Creating fear or insecurity: The salesperson may rattle off death statistics for men your age who don't exercise - or tell you that women just a few years older than you disintegrate from osteoporosis because they don't work out. The salesperson may even tell perfectly healthy women that they are fat. This was a common practice at a gym where Liz used to work as a trainer. The salespeople would try to get the trainers to test the body fat of prospective members - and then inflate the numbers. Liz, of course, refused to participate in this scheme. Watch out: Some clubs try to make you feel as if you cannot go on living one more minute without a gym membership.

An answer for everything: If you say that you have to ask your wife, the salesperson may attack your manhood: "What's the matter? You need her to tell you what to do about your health?" If you say you can't afford it, they'll say, "How can you not afford to invest in your health?" They'll whip out the contract and keep inching it across the desk toward you. Be prepared to walk out, even as they tell you how insane you are for doing so.
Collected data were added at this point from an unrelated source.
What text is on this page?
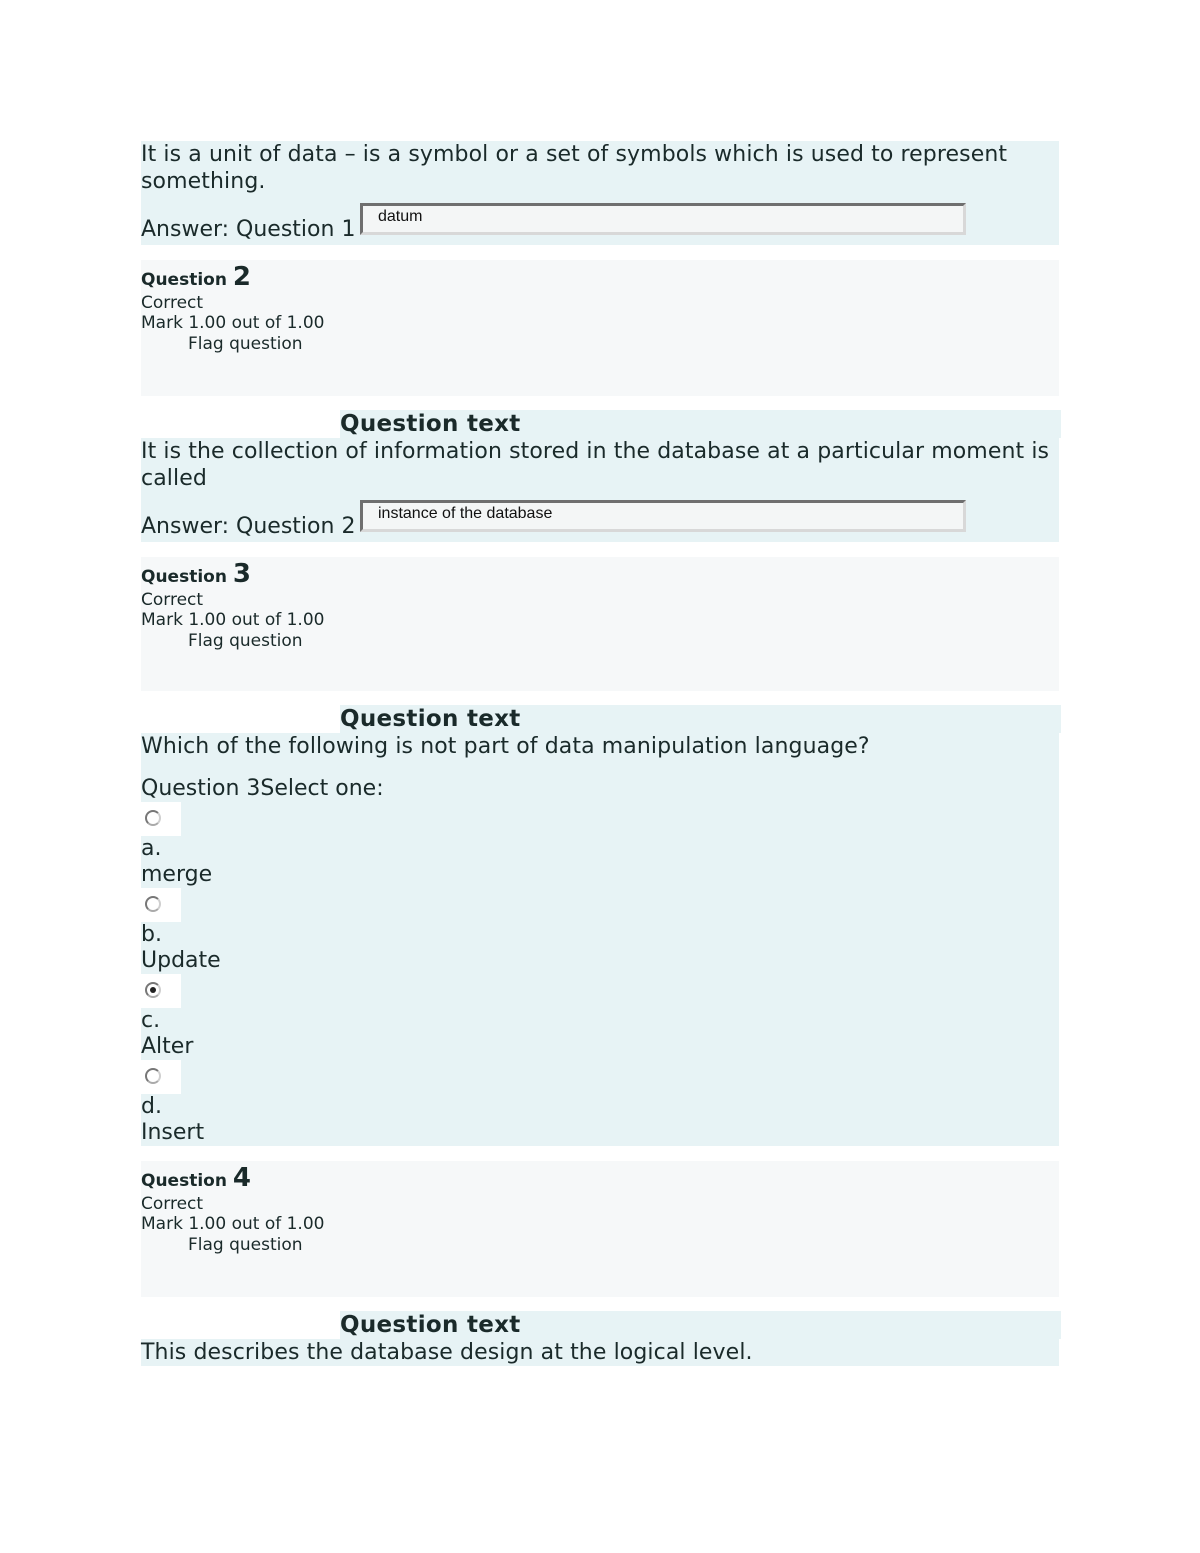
It is a unit of data – is a symbol or a set of symbols which is used to represent something.

Answer: Question 1
datum
Question 2
Correct
Mark 1.00 out of 1.00
Flag question
Question text

It is the collection of information stored in the database at a particular moment is called

Answer: Question 2
instance of the database
Question 3
Correct
Mark 1.00 out of 1.00
Flag question
Question text

Which of the following is not part of data manipulation language?

Question 3Select one:
a.
merge
b.
Update
c.
Alter
d.
Insert
Question 4
Correct
Mark 1.00 out of 1.00
Flag question
Question text

This describes the database design at the logical level.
The bait-and-switch: The newspaper ad tells you one price, but when you go in, the salesperson says, "Oh, that sale ended yesterday, but I can give you this offer." Or, "You misunderstood the woman on the phone - we can't give you the first three months free." Always ask who you're talking to so you can name names. Bring the newspaper ad along so you can use it for proof.

From Chapter 23: Buying Cardio Equipment

Home cardiovascular machines have gotten pretty fancy, and the array of choices can be mind-blowing. Should you go with the bike? The rower? The bike-rower? The bike-rower-stairclimber-treadmill-automatic slicer-microwave oven?

Actually, although the choices are many, we're pleased to report that your chances of buying a high-quality machine are better than ever. Since the first edition of this book was published, the frenzy to market gimmicky cardio machines - riders, gliders and such - has come to a near halt. (Infomercial producers seem to have switched from hawking schlocky cardio contraptions to hawking bogus weight-loss supplements, described in Chapter 26.)

Which type of home cardio machine is the best? Our answer hasn't changed from the first edition: The best machine is the one you'll use. That's why it's so important to test out several machines before you bring one home. You don't want to end up with a space-eating, dust-collecting monster that you can't wait to unload in your next garage sale. This chapter helps you sort through the different options. Once you've bought your equipment, read Chapter 7, which describes how to use good form on each type of cardio machine.